It made me think of my own life, of a long love affair, which started in the middle of the night, but never had any chance during daily life. The person I fell in love with could not make any space for me in his own life, everything had to be according his rules, in any case I felt it that way, I felt, I was a danger, because being with me, it seemed that his strict rules for living a certain life were melting and I felt that these rules were his protection to survive. Suddenly love asked him not to think anymore in strategies to survive, but asked him just to live with me and trust life and our love as it could develop.
In that time, I could not deal with his excluding me out of his life, I felt rejected, hurt, disappointed, dominant in my desire to be with him, a madman, with a broken heart.
And now I know more about living with loss and death. The death of my little brother Sebastian healed my heart. The fact that I could not reach his disturbed mind, that he died alone on the streets, broke my heart again, but it was also the start of a healing process.
I learned to know that I am not in the position to open another person, I know I only can open myself, and the other has his own timing, his own desires. I had to learn to be happy with my love for the other, also when it is not answered the way I hoped for.
I thought about all this during the last week performing in the dark. And suddenly something changed in me, I met a huge silence within me.

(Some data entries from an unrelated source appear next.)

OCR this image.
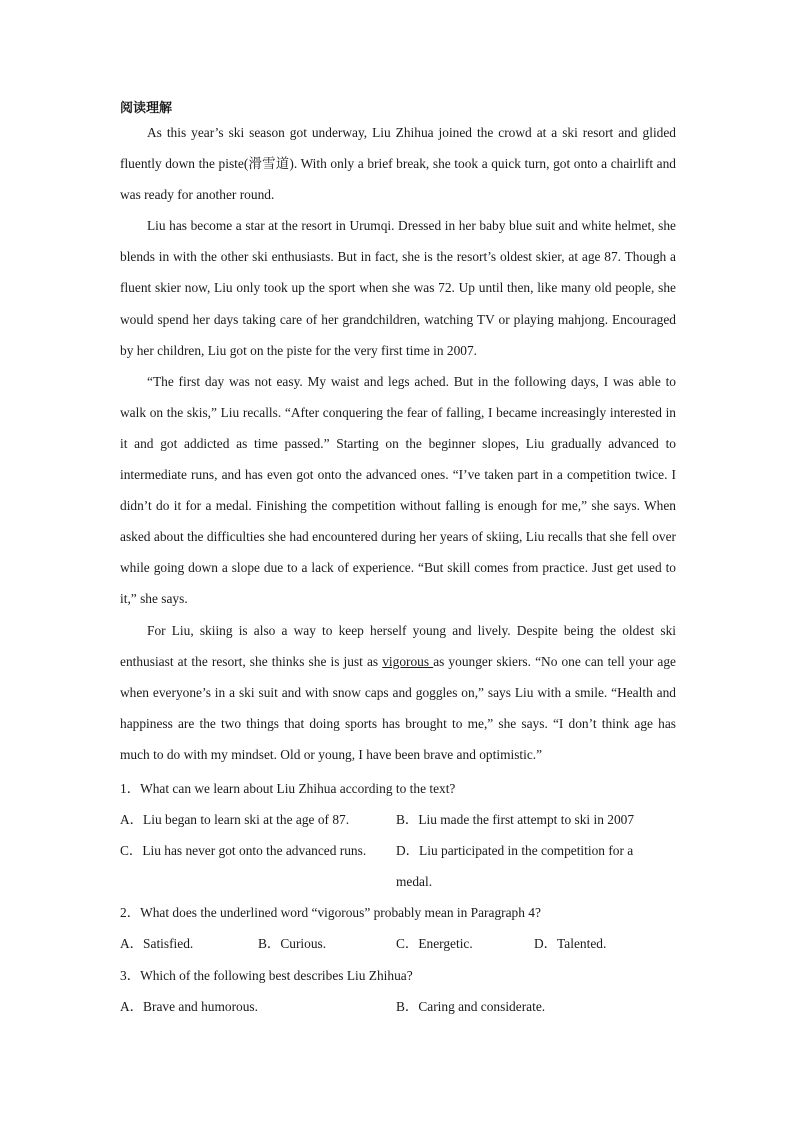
阅读理解

As this year’s ski season got underway, Liu Zhihua joined the crowd at a ski resort and glided fluently down the piste(滑雪道). With only a brief break, she took a quick turn, got onto a chairlift and was ready for another round.

Liu has become a star at the resort in Urumqi. Dressed in her baby blue suit and white helmet, she blends in with the other ski enthusiasts. But in fact, she is the resort’s oldest skier, at age 87. Though a fluent skier now, Liu only took up the sport when she was 72. Up until then, like many old people, she would spend her days taking care of her grandchildren, watching TV or playing mahjong. Encouraged by her children, Liu got on the piste for the very first time in 2007.

“The first day was not easy. My waist and legs ached. But in the following days, I was able to walk on the skis,” Liu recalls. “After conquering the fear of falling, I became increasingly interested in it and got addicted as time passed.” Starting on the beginner slopes, Liu gradually advanced to intermediate runs, and has even got onto the advanced ones. “I’ve taken part in a competition twice. I didn’t do it for a medal. Finishing the competition without falling is enough for me,” she says. When asked about the difficulties she had encountered during her years of skiing, Liu recalls that she fell over while going down a slope due to a lack of experience. “But skill comes from practice. Just get used to it,” she says.

For Liu, skiing is also a way to keep herself young and lively. Despite being the oldest ski enthusiast at the resort, she thinks she is just as vigorous as younger skiers. “No one can tell your age when everyone’s in a ski suit and with snow caps and goggles on,” says Liu with a smile. “Health and happiness are the two things that doing sports has brought to me,” she says. “I don’t think age has much to do with my mindset. Old or young, I have been brave and optimistic.”

1．What can we learn about Liu Zhihua according to the text?
A．Liu began to learn ski at the age of 87.	B．Liu made the first attempt to ski in 2007
C．Liu has never got onto the advanced runs.	D．Liu participated in the competition for a medal.
2．What does the underlined word “vigorous” probably mean in Paragraph 4?
A．Satisfied.	B．Curious.	C．Energetic.	D．Talented.
3．Which of the following best describes Liu Zhihua?
A．Brave and humorous.	B．Caring and considerate.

It is something I always look for in my work and in my life. I wish to enjoy life, from the perspective of losing myself in the silence, of forgetting myself in the moment, losing myself in everything I do, without thinking who iam or what i do, just the silence of falling in love with the moment.
Yes, my character remains to fall in love. But now with the moment itself. I want to live, just as a man of 49, without identity, a man in black.
i think this is my trip at this moment, and everyone i work with, or i meet in daily life, is confronted with this perspective.
it is impossible to escape your own process.